Dans le camp des Alliés s’engage une folle chevauchée. Chaque général rêve de franchir le premier le Rhin et de conclure la guerre avant Noël. Le maréchal britannique Bernard Montgomery et le général américain George Patton ont tous les deux le même objectif. "C’est une vraie compétition. Ils ne jouent plus en équipe. Tout ce joli monde se déchire et cherche à obtenir le maximum de ravitaillement pour avancer sans se préoccuper de ses voisins. C’est vraiment une histoire d’égos", explique Nicolas Aubin.

L'opération Market Garden, le "magnifique désastre" des Alliés en septembre 1944

Le Britannique tire finalement son épingle du jeu. Il propose une opération de très grande envergure pour contourner la ligne Siegfried et accéder rapidement à la Ruhr, le principal centre industriel du Reich. Appelée "Market Garden", elle consiste à s’emparer d’une série de ponts stratégiques aux Pays-Bas à l’aide de forces aéroportées pour permettre l’avancée des troupes. Le général américain Dwight Eisenhower, commandant suprême des troupes alliées, approuve ce plan et laisse le général Patton sur le carreau.

Organisée dans un délai extrêmement court, cette opération, considérée comme le plus grand déploiement aéroporté jamais réalisé, est lancée le 17 septembre 1944. Sous le commandement de Montgomery, 34 600 hommes - 14 589 transportés par des planeurs et 20 011 parachutistes - sont engagés. Ils sont principalement américains, britanniques et polonais. "Ils ont été largués sur 100 kilomètres de long pour prendre une dizaine de ponts et permettre ensuite aux troupes terrestres de la deuxième armée britannique de foncer et de franchir le Rhin. Ils pensaient que, militairement parlant, personne ne les empêcherait d’avancer", raconte Nicolas Aubin.

L'opération Market Garden, le "magnifique désastre" des Alliés en septembre 1944

D'énormes pertes à Nimègue et Arnhem

Le premier jour, les Alliés remportent des succès. La quasi-totalité des troupes arrivent sur les zones de parachutage prévues et rencontrent peu de résistance. Les premiers ponts sont pris à Veghel, Heumen ou encore Grave, tandis qu'un autre explose à Son.
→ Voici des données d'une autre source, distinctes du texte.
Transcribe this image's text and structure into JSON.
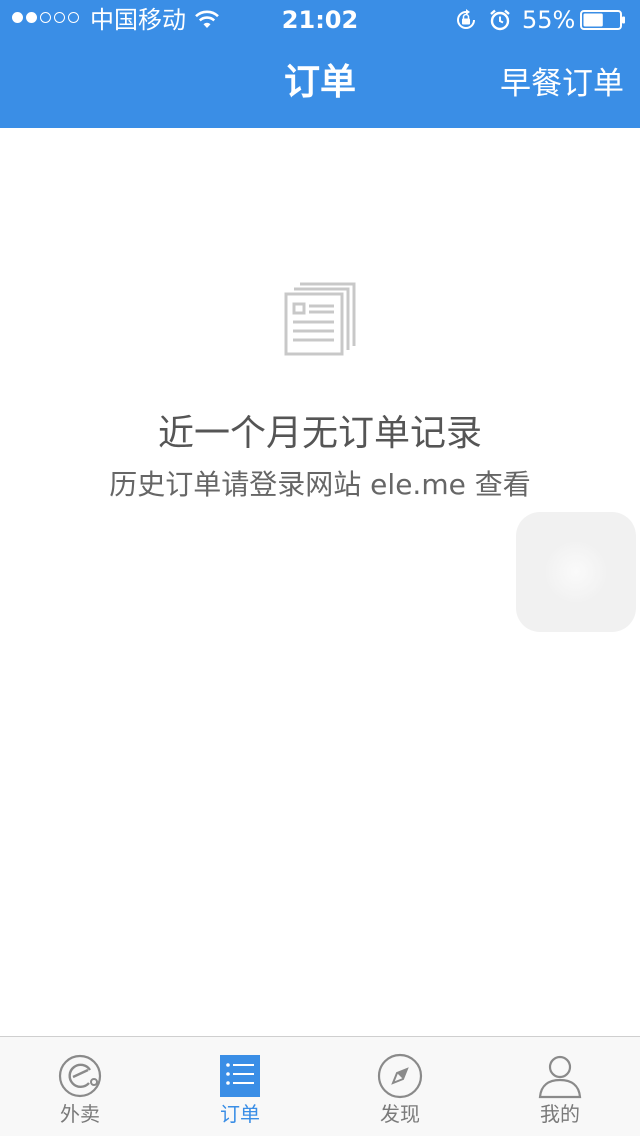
{
  "status_bar": {
    "carrier": "中国移动",
    "time": "21:02",
    "battery_percent": "55%",
    "battery_level": 0.55
  },
  "nav": {
    "title": "订单",
    "right_action": "早餐订单"
  },
  "empty_state": {
    "icon": "document-icon",
    "title": "近一个月无订单记录",
    "subtitle": "历史订单请登录网站 ele.me 查看"
  },
  "tabs": [
    {
      "label": "外卖",
      "icon": "eleme-logo-icon",
      "active": false
    },
    {
      "label": "订单",
      "icon": "list-icon",
      "active": true
    },
    {
      "label": "发现",
      "icon": "compass-icon",
      "active": false
    },
    {
      "label": "我的",
      "icon": "person-icon",
      "active": false
    }
  ],
  "colors": {
    "primary": "#3a8ee6",
    "tab_inactive": "#7a7a7a",
    "empty_icon": "#c8c8c8"
  }
}
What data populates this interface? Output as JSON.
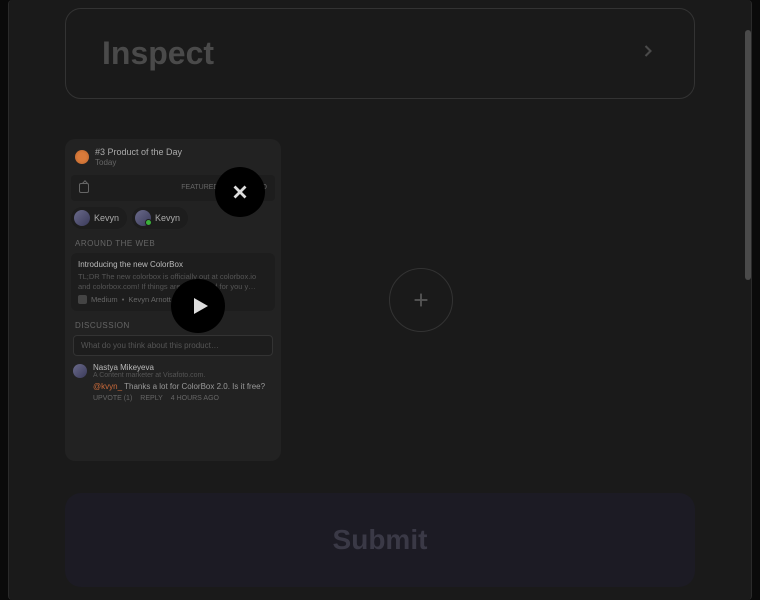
{
  "inspect": {
    "title": "Inspect"
  },
  "submit": {
    "label": "Submit"
  },
  "card": {
    "badge_title": "#3 Product of the Day",
    "badge_sub": "Today",
    "featured": "FEATURED 5 YEARS AGO",
    "makers": [
      {
        "name": "Kevyn"
      },
      {
        "name": "Kevyn"
      }
    ],
    "around_label": "AROUND THE WEB",
    "web": {
      "title": "Introducing the new ColorBox",
      "desc": "TL;DR The new colorbox is officially out at colorbox.io and colorbox.com! If things aren't updated for you y…",
      "source": "Medium",
      "author": "Kevyn Arnott"
    },
    "discussion_label": "DISCUSSION",
    "input_placeholder": "What do you think about this product…",
    "comment": {
      "name": "Nastya Mikeyeva",
      "role": "A Content marketer at Visafoto.com.",
      "mention": "@kvyn_",
      "text": "Thanks a lot for ColorBox 2.0. Is it free?",
      "upvote": "UPVOTE (1)",
      "reply": "REPLY",
      "time": "4 HOURS AGO"
    }
  }
}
Mais à Nimègue et Arnhem, les choses se corsent rapidement.

Lors de la préparation précipitée de l'incursion, les chefs militaires britanniques ont ignoré les renseignements fournis par la résistance néerlandaise indiquant la présence de deux divisions blindées SS dans la zone choisie pour l’opération. Les Alliés sont également affaiblis par des problèmes de transmission en raison de radios défaillantes, et les mauvaises conditions météorologiques entravent l’approvisionnement et l’appui aérien. Leurs adversaires réussissent pour leur part à mettre la main sur les plans ennemis qu’ils trouvent dans un des planeurs.
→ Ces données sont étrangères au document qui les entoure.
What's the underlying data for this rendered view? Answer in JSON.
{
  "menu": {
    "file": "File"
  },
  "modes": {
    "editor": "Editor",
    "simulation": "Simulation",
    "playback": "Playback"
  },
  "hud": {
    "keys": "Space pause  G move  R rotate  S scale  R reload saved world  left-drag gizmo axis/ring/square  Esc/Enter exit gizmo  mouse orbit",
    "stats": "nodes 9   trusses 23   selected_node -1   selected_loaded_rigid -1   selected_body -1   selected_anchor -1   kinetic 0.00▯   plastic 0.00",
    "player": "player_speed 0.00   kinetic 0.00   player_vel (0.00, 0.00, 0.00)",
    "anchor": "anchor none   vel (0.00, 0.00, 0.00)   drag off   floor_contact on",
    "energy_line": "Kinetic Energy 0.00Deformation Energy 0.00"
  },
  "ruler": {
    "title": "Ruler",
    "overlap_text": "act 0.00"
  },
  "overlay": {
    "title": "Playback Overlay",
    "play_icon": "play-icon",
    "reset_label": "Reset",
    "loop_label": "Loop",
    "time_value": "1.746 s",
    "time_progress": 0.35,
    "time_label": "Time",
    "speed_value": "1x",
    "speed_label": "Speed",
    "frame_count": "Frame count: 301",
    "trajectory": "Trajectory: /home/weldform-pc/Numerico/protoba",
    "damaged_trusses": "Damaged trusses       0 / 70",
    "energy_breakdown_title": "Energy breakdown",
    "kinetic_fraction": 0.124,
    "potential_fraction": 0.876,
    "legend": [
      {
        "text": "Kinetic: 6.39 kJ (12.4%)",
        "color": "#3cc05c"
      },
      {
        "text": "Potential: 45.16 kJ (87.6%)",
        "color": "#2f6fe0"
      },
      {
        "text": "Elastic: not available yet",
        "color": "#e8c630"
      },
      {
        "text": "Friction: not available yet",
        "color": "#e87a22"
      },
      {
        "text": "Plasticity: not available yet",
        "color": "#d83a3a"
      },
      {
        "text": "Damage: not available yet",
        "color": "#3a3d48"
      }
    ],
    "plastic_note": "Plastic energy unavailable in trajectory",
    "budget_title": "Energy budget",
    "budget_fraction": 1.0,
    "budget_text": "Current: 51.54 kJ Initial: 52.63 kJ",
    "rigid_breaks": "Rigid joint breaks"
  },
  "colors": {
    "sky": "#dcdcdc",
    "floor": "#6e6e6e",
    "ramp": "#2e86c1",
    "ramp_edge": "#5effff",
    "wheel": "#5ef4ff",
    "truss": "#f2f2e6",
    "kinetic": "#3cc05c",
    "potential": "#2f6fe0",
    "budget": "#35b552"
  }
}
L'opération Market Garden, le "magnifique désastre" des Alliés en septembre 1944

Le 20 septembre, des unités de la 82e division aéroportée américaine finissent par s’emparer de Nimègue après de très violents combats. L'attaque a été tellement coûteuse en hommes qu’elle est surnommée "Little Omaha" en référence à la sanglante prise de la plage d’Omaha Beach lors du débarquement du 6 juin 1944. À Arnhem, les soldats britanniques et polonais parachutés sont également supposés prendre dans les quatre jours le pont visé. Mais leur zone de largage se situe à une dizaine de kilomètres, compromettant l’effet de surprise. Ils font aussi face à une âpre résistance des 9e et 10e Panzerdivisionen SS qui s’étaient repliées dans la région après les combats en Normandie. Assiégés, ils se retrouvent dans une situation intenable. La 1ère division aéroportée britannique est quasiment intégralement mise hors de combat.
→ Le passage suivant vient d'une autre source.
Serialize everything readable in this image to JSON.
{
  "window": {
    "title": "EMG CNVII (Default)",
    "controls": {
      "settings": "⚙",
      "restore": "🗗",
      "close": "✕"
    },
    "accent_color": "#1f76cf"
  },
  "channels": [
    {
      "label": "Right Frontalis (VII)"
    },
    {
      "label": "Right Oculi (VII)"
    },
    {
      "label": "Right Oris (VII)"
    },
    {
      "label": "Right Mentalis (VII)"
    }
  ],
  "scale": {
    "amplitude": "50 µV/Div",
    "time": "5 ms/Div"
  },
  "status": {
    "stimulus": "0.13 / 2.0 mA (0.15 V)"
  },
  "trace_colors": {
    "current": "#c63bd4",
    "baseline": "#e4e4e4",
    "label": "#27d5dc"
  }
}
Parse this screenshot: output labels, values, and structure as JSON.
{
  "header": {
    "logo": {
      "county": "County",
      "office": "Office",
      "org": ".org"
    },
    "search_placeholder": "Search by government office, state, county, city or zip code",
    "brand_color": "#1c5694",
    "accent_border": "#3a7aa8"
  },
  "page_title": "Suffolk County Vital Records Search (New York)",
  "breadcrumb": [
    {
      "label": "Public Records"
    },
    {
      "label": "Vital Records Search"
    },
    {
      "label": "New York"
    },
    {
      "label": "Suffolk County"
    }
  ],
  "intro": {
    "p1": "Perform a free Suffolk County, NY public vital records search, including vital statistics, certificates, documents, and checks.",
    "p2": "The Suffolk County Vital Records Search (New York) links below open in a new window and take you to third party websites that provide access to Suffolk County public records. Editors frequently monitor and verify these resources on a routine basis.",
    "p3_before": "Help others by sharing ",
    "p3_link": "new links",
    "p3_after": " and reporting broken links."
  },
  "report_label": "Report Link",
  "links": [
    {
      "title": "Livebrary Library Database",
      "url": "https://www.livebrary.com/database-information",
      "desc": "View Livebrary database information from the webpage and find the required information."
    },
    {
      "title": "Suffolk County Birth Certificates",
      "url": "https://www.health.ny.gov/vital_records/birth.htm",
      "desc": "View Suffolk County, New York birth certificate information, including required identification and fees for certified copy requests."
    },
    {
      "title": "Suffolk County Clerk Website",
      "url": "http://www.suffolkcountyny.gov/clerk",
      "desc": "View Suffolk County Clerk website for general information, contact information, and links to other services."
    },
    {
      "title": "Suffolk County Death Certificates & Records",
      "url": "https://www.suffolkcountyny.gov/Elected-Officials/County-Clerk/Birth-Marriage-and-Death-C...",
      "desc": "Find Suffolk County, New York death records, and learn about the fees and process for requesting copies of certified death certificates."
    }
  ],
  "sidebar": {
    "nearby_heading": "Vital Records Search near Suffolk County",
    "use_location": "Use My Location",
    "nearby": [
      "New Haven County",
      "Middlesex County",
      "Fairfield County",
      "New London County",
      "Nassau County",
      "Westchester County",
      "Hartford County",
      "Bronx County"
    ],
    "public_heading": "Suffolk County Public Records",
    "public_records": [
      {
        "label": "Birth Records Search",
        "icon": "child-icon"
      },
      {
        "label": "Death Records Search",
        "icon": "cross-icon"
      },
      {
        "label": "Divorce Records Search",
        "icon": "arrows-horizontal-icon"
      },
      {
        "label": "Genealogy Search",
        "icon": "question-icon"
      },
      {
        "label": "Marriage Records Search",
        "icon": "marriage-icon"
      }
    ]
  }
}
L'opération Market Garden, le "magnifique désastre" des Alliés en septembre 1944

Le pont d’Arnhem n’est finalement pas pris et se révèle être "un pont trop loin", comme l’immortalisa le film du même nom. "Il suffisait qu’il y ait une seule position qui ne soit pas prise pour mettre à mal tout le reste du plan", estime Nicolas Aubin. Le maréchal Montgomery doit se résigner à jeter l’éponge et ordonne l’évacuation. Alors que les pertes s’élèvent à près de 17 000 hommes tués, blessés ou fait prisonniers, "Monty" affirme pourtant que Market Garden a réussi à 90 %.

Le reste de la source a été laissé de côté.